Saturday, April 16, 2022

Respecting the Integrity of the Land

The parents of Willa Cather (1873-1947) moved their family from Virginia to Nebraska in 1883. Cather would live in that state until she graduated from the university in Lincoln sixteen years later.

Cather published O Pioneers! in 1913. It opens in 1883 and describes the lives of European homesteaders around the fictional town of Hanover. Plot and characters center on Alexandra Bergson who immigrated with her father John and family from Sweden to the area in 1862.

Another Scandinavian who moved to the area around that time was later referred to by neighbors as Crazy Ivar. He lived apart from others in a cave; that is, in a space carved out of a small hillside. It came complete, however, with a wooden door, four-paned window, and stovepipe sticking out of its sod roof. There he would make hammocks from string and memorize long passages from the Bible. 

Ivar found contentment in the solitude he had sought out for himself.

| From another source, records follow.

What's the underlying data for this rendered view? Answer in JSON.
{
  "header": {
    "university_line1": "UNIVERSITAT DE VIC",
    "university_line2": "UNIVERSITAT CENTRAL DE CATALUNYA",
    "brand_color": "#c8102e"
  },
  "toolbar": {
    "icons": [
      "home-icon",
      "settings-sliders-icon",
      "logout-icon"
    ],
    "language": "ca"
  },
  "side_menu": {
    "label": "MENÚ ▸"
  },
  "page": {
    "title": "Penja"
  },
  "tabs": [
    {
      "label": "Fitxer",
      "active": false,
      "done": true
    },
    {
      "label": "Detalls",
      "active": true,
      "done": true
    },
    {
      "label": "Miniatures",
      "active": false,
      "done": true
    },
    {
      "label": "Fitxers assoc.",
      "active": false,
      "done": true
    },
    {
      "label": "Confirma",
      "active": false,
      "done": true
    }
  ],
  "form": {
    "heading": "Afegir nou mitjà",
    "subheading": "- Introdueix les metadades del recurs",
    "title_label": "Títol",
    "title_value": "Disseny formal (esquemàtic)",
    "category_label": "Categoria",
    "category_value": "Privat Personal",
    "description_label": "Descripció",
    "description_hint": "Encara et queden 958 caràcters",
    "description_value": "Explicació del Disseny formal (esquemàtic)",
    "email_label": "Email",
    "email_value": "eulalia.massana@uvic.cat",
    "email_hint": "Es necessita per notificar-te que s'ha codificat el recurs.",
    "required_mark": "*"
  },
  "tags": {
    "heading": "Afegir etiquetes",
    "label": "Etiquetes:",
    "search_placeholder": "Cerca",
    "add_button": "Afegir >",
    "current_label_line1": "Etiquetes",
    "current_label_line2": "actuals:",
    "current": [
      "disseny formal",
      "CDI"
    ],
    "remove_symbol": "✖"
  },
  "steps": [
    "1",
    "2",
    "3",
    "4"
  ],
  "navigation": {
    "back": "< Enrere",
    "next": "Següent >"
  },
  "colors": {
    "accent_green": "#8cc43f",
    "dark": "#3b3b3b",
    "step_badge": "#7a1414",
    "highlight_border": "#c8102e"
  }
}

He disliked the litter of human dwellings: the broken food, the bits of broken china, the old wash-boilers and tea-kettles thrown in the sunflower patch. He preferred the cleanness and tidiness of the wild sod. He always said that the badgers had cleaner houses than people, and that when he took a housekeeper her name would be Mrs. Badger. He best expressed his preference for his wild homestead by saying that his Bible seemed truer to him there. If one stood in the doorway of his cave, and looked off at the rough land, the smiling sky, the curly grass white in the hot sunlight; if one listened to the rapturous song of the lark, the drumming of the quail, the burr of the locust against that vast silence, one understood what Ivar meant (O Pioneers!, Vintage Classics, 1992, p. 20). 

He best expressed his preference for his wild homestead by saying that his Bible seemed truer to him there. Yes, the Bible makes more sense with less work when we, as Christians and Church, are living closer to the land created by God. Instead, we’ve both chosen and been forced to live in the Global Technological System (GTS). This GTS wedges itself between us and any direct relationship with God’s good creation even as it systematically destroys it. By doing so, it more easily separates us from the one God of truth, freedom, love, and vitality and enslaves us to the six false gods of falsehood, power, indifference, and death.